The treatment of dengue-associated liver disorders primarily involves supportive care, including cautious volume replacement, ventilator support, if necessary, antibiotic coverage to prevent bacterial sepsis, and continuous monitoring of coagulation and neurological status.24, 25
Dengue infection in a pregnant patient is associated with adverse foetal and neonatal effects like vertical transmission of infection to the neonate, low birth weight, oligohydramnios, IUGR and foetal distress.4, 5, 26 In our case series, none of the neonates born to dengue-infected mothers showed evidence of dengue infection, with all having negative NS1 reports. However, most of the patients experienced foetal distress and required emergency caesarean delivery, resulting in NICU admission for a day or two.

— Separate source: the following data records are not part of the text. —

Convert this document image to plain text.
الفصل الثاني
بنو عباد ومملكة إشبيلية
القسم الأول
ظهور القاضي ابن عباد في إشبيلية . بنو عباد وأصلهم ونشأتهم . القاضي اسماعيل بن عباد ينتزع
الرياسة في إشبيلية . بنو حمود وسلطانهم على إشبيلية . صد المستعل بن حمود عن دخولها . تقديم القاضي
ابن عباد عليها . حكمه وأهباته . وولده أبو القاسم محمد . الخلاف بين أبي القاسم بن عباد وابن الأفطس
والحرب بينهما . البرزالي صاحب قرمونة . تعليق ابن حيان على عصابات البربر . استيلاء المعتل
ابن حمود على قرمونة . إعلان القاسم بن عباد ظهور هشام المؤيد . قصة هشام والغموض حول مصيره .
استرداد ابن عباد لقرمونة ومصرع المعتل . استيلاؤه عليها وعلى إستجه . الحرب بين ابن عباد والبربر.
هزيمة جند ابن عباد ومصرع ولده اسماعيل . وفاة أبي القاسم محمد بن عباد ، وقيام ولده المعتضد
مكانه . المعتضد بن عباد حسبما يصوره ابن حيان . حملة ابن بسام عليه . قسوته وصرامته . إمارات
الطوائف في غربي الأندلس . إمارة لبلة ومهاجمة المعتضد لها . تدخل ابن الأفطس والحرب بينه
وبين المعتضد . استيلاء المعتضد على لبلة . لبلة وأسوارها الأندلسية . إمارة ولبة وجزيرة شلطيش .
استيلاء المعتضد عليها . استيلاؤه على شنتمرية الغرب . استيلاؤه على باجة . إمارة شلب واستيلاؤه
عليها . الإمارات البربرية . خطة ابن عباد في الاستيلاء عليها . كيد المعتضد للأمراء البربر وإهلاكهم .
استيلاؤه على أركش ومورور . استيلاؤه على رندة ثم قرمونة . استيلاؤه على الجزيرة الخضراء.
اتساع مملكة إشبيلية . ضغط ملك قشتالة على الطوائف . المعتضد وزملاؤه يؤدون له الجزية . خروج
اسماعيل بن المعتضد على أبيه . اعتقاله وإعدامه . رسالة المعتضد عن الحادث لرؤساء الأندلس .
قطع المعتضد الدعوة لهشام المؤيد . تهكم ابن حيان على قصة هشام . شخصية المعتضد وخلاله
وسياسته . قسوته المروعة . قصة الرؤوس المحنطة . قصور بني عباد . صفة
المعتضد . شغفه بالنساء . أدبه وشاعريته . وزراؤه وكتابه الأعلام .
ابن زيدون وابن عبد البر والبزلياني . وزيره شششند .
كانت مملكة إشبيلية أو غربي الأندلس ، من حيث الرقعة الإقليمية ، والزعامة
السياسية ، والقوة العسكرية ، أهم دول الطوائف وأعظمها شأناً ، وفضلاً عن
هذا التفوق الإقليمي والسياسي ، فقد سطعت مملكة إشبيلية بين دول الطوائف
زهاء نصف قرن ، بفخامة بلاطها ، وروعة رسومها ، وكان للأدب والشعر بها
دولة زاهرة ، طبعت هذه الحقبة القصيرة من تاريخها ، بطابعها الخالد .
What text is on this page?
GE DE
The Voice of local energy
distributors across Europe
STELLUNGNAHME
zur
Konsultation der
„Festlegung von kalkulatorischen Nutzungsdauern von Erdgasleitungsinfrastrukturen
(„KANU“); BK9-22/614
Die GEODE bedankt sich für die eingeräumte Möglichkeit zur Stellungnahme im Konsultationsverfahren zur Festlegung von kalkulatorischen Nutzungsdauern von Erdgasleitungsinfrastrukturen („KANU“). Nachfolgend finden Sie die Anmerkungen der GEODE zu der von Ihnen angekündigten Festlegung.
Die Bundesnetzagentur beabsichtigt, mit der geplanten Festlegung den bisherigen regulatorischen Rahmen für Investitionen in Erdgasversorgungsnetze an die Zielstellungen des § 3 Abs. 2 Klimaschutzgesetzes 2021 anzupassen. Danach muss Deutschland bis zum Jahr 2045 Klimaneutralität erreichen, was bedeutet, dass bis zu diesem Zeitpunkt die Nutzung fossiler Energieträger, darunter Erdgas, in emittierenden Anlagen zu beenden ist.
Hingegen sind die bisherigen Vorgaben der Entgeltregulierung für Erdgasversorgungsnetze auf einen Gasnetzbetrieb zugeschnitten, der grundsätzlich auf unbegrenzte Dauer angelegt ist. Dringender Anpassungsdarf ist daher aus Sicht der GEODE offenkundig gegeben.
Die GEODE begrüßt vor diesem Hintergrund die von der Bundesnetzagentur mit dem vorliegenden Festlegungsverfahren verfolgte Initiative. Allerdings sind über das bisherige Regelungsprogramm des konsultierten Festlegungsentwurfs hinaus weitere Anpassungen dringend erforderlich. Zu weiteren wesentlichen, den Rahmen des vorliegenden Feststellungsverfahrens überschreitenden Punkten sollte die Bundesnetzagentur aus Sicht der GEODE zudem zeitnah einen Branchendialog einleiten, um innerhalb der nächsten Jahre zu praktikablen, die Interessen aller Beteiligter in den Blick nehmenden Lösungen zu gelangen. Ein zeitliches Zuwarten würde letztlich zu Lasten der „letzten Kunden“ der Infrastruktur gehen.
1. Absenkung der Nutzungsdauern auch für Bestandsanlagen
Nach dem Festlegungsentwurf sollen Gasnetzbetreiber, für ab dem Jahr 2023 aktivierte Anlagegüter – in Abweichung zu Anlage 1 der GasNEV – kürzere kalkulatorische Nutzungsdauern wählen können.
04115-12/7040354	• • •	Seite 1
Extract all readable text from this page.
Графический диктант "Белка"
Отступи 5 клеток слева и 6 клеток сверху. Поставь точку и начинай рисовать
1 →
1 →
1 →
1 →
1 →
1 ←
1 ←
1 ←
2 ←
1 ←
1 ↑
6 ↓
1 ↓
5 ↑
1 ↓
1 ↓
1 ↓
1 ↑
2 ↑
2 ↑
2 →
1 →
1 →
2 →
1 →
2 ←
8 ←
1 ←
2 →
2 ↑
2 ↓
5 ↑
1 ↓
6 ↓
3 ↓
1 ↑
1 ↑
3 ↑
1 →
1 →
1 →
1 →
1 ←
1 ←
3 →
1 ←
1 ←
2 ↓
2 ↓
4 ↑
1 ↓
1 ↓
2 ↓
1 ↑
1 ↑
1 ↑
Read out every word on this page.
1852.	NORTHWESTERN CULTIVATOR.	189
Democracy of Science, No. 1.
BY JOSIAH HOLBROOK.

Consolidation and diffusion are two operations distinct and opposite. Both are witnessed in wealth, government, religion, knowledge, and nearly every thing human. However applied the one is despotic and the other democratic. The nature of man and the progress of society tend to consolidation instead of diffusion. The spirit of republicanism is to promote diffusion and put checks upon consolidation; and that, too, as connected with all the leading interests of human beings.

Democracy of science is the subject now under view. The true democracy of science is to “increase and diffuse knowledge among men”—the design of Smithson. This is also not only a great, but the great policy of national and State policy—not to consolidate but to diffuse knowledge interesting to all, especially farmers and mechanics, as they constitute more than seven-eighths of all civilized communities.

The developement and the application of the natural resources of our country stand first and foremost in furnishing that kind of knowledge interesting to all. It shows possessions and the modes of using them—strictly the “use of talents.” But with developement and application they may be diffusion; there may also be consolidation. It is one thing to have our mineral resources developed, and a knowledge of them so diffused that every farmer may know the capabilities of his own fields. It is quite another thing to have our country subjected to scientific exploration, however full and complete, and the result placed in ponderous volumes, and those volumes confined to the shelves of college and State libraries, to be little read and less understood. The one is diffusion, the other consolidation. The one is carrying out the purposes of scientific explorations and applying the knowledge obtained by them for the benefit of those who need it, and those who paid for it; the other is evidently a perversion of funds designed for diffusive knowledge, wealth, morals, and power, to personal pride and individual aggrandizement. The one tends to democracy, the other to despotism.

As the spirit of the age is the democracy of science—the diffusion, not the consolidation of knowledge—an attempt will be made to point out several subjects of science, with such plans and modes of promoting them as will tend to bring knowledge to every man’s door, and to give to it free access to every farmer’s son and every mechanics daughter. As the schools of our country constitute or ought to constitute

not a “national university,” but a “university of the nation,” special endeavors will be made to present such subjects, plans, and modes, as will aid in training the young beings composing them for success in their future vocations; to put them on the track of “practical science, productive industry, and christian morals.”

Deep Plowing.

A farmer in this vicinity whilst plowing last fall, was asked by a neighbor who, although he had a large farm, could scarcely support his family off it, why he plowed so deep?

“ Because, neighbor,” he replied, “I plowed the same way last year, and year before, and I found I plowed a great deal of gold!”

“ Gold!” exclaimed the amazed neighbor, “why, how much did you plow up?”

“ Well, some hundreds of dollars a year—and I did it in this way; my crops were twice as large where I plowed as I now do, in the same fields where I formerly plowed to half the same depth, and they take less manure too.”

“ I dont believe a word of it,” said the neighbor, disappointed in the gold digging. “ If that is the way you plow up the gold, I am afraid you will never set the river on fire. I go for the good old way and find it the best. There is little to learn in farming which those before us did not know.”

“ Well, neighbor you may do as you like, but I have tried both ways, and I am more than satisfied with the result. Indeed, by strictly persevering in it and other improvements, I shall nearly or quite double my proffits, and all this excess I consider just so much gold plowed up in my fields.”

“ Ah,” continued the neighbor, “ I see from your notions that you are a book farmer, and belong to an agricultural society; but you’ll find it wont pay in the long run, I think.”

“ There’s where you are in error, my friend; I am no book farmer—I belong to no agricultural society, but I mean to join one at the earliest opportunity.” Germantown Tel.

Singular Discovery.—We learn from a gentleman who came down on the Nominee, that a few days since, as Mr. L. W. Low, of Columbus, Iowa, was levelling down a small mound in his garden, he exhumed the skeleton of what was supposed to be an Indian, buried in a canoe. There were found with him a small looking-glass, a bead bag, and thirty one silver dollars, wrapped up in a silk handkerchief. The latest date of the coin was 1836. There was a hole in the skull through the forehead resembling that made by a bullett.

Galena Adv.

The literature on anaesthesia management in pregnant patients with dengue is mainly in the form of case reports, and there are no specific guidelines for their anaesthetic management.16, 17, 18 One of the key concerns in these patients is the risk of haemorrhage, so preventing perioperative bleeding is essential, and platelet transfusions should be administered closer to the surgery.27 Due to the high risk of spinal hematoma in pregnant patients with dengue, general anaesthesia is a safer choice compared to regional anaesthesia.23
Understanding the pathophysiology of dengue fever and its critical phases is crucial, as patients may be afebrile but still at risk of progressing from Dengue Haemorrhagic Fever (DHF) to Dengue Shock Syndrome (DSS). The physiologic changes of pregnancy can lead to significant volume loss, shock, and pulmonary edema without a rise in haematocrit, which requires careful fluid management. Pregnant patients with dengue may experience a marked rise in liver enzymes and thrombocytopenia, which should be differentiated from HELLP syndrome, a pregnancy-related condition. Consequently, fluid and drug dosages should be adjusted accordingly.28
Thus, clinicians need to maintain a high index of suspicion when dealing with a pregnant patient presenting with or after a febrile illness, increased liver enzymes, and thrombocytopenia, even in the absence of evidence of Pregnancy-Induced Hypertension (PIH).
Conclusion
The key to successful anaesthetic management of a critically ill pregnant patient with dengue or DHF lies in early recognition of the stage of the illness and possible complications. Conservative fluid therapy should be employed, and timely transfusion of blood products should be administered during the perioperative period as needed. Vigilant monitoring and a thorough understanding of the unique characteristics of dengue in pregnancy are essential to ensure optimal outcomes for both the mother and the baby.
Written consent from all patients was taken.